NVIDIA® NVSHMEM 3.5.21 Release Notes#

NVSHMEM is an implementation of the OpenSHMEM specification for NVIDIA GPUs. The NVSHMEM programming interface implements a Partitioned Global Address Space (PGAS) model across a cluster of NVIDIA GPUs. NVSHMEM provides an easy-to-use interface to allocate memory that is symmetrically distributed across the GPUs. In addition to a CPU-side interface, NVSHMEM provides a NVIDIA® CUDA® kernel-side interface that allows CUDA threads to access any location in the symmetrically-distributed memory.

The release notes describe the key features, software enhancements and improvements, and known issues for NVSHMEM 3.5.21 and earlier releases.

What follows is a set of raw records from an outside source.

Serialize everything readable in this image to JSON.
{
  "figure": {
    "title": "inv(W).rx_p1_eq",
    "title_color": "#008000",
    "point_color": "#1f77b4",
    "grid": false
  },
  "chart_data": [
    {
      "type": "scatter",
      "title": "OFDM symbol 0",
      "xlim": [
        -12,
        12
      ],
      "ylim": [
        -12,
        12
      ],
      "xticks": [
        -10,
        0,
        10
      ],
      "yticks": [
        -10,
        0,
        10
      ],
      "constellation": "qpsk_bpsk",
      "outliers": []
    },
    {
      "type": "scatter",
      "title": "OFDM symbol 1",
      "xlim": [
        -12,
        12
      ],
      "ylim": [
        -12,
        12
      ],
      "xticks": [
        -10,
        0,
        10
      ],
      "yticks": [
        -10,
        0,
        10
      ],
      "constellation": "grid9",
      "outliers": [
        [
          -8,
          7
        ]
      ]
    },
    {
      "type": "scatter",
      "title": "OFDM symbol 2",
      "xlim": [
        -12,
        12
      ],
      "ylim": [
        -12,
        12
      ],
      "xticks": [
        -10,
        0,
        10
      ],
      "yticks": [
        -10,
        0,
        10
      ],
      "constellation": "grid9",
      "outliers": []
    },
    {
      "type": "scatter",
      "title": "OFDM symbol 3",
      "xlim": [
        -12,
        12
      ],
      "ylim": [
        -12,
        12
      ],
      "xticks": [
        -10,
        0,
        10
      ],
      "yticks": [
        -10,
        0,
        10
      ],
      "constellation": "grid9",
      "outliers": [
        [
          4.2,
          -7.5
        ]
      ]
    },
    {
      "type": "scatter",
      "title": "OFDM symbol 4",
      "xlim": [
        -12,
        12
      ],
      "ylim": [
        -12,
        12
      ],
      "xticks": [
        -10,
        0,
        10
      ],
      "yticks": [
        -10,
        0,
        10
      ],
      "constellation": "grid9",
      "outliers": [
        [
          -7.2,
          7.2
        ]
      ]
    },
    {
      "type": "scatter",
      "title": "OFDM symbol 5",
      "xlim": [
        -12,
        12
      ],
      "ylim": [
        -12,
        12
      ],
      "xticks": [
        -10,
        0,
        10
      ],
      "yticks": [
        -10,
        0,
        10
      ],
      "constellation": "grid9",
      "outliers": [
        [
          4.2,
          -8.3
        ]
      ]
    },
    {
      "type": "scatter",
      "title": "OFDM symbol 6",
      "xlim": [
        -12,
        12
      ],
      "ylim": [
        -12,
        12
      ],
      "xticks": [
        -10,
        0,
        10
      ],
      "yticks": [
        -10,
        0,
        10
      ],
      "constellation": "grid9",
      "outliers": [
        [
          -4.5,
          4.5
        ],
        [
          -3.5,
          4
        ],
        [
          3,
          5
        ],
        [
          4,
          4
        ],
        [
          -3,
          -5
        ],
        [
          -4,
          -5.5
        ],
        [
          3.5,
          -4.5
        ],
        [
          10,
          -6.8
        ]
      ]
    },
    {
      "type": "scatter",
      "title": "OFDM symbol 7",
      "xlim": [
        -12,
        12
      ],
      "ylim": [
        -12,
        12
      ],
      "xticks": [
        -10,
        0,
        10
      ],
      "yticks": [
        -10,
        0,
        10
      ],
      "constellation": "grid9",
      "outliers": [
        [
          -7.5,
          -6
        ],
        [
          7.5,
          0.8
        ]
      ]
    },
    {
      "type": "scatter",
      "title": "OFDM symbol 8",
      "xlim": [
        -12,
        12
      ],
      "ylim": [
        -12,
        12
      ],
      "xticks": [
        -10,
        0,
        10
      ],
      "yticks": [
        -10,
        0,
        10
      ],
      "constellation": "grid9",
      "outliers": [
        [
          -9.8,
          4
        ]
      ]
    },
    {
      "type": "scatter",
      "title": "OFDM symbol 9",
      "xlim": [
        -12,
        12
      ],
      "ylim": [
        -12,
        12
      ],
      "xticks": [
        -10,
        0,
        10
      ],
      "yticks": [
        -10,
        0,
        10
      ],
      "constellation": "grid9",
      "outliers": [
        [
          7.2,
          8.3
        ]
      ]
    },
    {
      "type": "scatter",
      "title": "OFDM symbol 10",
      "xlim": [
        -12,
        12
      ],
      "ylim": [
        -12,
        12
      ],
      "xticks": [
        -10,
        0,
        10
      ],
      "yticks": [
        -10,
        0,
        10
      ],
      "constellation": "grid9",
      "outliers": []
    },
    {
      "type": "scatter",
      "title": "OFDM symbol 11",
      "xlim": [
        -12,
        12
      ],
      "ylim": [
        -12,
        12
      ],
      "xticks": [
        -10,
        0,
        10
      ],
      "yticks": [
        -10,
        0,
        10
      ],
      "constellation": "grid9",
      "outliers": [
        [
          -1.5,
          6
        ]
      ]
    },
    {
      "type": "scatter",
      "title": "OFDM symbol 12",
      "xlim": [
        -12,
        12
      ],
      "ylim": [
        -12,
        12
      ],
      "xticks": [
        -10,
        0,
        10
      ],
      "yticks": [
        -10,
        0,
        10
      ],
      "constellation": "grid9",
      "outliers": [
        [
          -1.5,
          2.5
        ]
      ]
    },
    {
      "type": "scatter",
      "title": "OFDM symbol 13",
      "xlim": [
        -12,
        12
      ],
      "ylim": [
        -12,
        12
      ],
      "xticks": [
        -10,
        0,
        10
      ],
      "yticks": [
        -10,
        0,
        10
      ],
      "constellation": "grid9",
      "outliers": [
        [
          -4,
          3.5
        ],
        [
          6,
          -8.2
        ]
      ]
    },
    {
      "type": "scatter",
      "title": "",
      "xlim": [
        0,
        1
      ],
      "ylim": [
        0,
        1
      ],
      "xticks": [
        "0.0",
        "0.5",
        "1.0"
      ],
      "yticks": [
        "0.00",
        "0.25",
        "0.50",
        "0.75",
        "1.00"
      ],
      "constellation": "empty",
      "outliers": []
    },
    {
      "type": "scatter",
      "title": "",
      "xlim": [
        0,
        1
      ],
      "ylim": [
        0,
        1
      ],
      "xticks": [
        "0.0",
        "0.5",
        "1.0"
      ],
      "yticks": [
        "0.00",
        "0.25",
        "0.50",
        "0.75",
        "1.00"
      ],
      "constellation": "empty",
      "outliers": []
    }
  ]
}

Key Features and Enhancements#

This NVSHMEM release includes the following key features and enhancements:

  • Fixed a bug that was related to ABI compatibility breakage for the internal team structure.

NVSHMEM4Py release 0.2.2 includes the following:

  • Removed an incorrect assumption that any NVSHMEM4Py-managed buffers will have at most one child buffer (peer or multicast)

Compatibility#

NVSHMEM 3.5.21 has been tested with the following:

NCCL:

  • 2.28.3

CUDA Toolkit:

  • 12.4

  • 12.9

  • 13.0

  • 13.1

CPUs:

  • x86 and NVIDIA Grace™ processors

GPUs:

  • NVIDIA Ampere A100

  • NVIDIA Hopper™

  • NVIDIA Blackwell

Limitations#

Same as 3.5.19

Known Issues#

  • The internal layout of RC-connected QPs changed starting in 3.5.19 causing ABI compatibility breakage when enabling IBGDA.